Да! В ярко освещенном круге стояла покойница… Хорошенькая какой-то кукольной красотой: среднего роста, очень женственно-хрупкая; круглое, с мелкими чертами лицо, обрамленное светлыми кудряшками; чуть вздернутый носик; красивый изгиб рта. На ней был сарафан с круглым вырезом и блузка в каких-то цветочках, с открытой шеей и короткими пышными рукавами (я никогда не замечаю, кто и как одет, но на этот раз я была точно загипнотизирована, и все эти подробности отпечатались, как на светочувствительной бумаге). Больше всего запомнилось мне, что руки ее были заложены за спину, а глаза закрыты. Но я чувствовала, что сквозь веки она видит меня…
Сколько времени покойница смотрела на меня закрытыми глазами, я не знаю. Но вот она пошевелилась и, не открывая глаз, отделилась от стены и направилась в мою сторону. Я напрягла все свои силы, но оцепенение было полным — я не могла даже мигнуть.
Вот она близко… Вот — рядом! Губы складываются, как для поцелуя, она поднимается на носки… Ее лицо с закрытыми глазами придвигается вплотную, холодные губы касаются моей левой щеки. Холодное, такое холодное прикосновение, что я его ощутила как ожог.

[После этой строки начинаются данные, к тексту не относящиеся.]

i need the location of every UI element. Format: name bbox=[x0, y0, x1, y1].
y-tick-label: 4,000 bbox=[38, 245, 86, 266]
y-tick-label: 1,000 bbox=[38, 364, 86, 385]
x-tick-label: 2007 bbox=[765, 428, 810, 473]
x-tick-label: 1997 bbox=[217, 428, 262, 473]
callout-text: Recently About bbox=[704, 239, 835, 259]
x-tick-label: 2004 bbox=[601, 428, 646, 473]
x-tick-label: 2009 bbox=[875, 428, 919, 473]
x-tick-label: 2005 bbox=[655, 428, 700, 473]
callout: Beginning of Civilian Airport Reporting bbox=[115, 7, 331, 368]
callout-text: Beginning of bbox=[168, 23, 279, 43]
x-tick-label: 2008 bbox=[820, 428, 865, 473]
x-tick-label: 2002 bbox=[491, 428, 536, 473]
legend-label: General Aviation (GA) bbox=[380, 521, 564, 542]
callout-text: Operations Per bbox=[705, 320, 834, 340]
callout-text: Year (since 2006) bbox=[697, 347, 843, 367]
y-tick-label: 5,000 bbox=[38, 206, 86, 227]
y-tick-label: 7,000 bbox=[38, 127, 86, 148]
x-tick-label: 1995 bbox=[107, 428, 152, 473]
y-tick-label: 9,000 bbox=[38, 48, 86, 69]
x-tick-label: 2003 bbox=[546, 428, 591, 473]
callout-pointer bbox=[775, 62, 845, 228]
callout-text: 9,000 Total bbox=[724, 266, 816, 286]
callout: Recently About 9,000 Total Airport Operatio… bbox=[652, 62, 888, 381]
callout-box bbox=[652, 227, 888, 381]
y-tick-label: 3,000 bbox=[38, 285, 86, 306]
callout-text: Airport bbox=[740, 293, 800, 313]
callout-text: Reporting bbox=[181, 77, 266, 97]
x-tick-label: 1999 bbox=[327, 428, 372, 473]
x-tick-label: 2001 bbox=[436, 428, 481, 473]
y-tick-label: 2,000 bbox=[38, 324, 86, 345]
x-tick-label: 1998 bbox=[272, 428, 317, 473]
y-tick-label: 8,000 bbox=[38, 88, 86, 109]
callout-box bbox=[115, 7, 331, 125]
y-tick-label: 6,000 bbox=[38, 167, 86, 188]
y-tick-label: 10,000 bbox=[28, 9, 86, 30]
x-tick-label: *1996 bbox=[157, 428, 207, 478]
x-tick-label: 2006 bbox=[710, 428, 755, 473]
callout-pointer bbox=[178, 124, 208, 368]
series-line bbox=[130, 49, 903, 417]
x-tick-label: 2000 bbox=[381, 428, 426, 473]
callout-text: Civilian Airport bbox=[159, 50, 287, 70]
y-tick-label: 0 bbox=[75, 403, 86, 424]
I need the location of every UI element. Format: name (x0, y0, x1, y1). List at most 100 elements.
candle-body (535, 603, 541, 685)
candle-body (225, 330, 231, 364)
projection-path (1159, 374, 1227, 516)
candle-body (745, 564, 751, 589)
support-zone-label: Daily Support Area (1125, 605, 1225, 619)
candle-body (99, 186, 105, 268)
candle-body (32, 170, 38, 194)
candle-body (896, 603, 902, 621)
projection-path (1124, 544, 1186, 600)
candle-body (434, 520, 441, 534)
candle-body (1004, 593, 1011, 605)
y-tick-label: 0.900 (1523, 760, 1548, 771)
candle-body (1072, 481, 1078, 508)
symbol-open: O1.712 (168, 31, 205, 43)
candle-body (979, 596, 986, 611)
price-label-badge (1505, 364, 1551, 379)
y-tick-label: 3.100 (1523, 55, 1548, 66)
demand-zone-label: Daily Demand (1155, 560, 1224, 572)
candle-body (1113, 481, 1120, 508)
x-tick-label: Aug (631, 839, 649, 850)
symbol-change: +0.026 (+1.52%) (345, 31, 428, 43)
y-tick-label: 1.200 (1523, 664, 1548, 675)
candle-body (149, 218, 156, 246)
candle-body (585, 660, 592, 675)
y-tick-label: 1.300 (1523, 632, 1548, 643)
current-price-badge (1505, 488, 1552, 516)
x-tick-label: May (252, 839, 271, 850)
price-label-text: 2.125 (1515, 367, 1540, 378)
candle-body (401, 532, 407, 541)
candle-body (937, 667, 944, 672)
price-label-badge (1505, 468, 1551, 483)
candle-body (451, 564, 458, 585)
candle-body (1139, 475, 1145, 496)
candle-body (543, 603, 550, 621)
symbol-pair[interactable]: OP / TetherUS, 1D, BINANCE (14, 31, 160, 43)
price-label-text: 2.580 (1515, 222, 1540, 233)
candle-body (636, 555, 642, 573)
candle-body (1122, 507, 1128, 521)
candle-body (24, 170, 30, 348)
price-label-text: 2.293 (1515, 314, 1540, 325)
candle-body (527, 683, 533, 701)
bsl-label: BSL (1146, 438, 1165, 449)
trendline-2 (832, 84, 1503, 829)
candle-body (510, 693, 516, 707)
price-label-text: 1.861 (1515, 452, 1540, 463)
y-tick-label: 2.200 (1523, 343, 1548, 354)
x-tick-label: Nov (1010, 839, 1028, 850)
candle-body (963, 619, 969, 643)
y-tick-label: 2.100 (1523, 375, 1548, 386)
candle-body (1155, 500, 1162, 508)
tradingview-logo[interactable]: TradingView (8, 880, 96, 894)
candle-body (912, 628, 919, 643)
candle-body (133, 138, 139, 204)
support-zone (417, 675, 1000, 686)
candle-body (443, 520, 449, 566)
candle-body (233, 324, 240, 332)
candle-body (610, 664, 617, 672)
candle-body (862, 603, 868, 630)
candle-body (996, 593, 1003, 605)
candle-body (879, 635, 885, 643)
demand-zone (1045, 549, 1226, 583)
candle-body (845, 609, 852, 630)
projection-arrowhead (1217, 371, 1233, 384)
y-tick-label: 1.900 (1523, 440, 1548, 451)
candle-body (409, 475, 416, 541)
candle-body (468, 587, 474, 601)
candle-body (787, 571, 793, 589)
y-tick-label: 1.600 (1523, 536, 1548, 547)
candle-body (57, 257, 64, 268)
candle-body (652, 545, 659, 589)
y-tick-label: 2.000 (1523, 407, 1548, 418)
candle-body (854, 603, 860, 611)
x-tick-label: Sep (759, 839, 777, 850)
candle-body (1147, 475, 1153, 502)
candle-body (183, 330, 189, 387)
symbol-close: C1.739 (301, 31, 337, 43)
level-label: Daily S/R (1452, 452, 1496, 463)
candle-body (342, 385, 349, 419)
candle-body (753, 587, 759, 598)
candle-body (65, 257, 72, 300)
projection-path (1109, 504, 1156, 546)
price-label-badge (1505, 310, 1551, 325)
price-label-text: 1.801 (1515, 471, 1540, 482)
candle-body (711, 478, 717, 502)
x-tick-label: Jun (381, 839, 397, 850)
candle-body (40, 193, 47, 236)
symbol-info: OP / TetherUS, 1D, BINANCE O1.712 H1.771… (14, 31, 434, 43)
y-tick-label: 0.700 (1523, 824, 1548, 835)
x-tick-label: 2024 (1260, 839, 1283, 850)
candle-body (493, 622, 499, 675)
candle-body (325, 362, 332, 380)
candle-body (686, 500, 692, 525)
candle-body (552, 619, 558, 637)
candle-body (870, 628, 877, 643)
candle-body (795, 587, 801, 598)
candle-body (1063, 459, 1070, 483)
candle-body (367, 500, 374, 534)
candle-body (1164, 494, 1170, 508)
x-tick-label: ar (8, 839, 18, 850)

Я вздрогнула. Круг света метнулся по стене. Я была одна. Меня била дрожь, сердце колотилось где-то в горле. Рука судорожно сжимала черенок лопаты. Глухо рокотали, изредка поскрипывая, ролики транспортера, мимо меня по ленте проплывала, тускло поблескивая, река угля. Свисток взрывника (три продолжительных свистка — сигнал отбоя) вернул меня к действительности. Отпалка закончена, надо возвращаться в забой.
Стряхнув с себя наваждение, я зашагала к своему забою. Мне все это почудилось… Вернее, я уснула, и все это мне приснилось… Понятно, мне нездоровится. Наверное, жар, и это был горячечный сон… Уснуть стоя можно. Но почему я, уснув, не уронила из рук лопату?! Напротив, я так сжимала черенок лопаты, что руку до боли свела судорога.
3
Неглубокая лужа. — Прим. автора.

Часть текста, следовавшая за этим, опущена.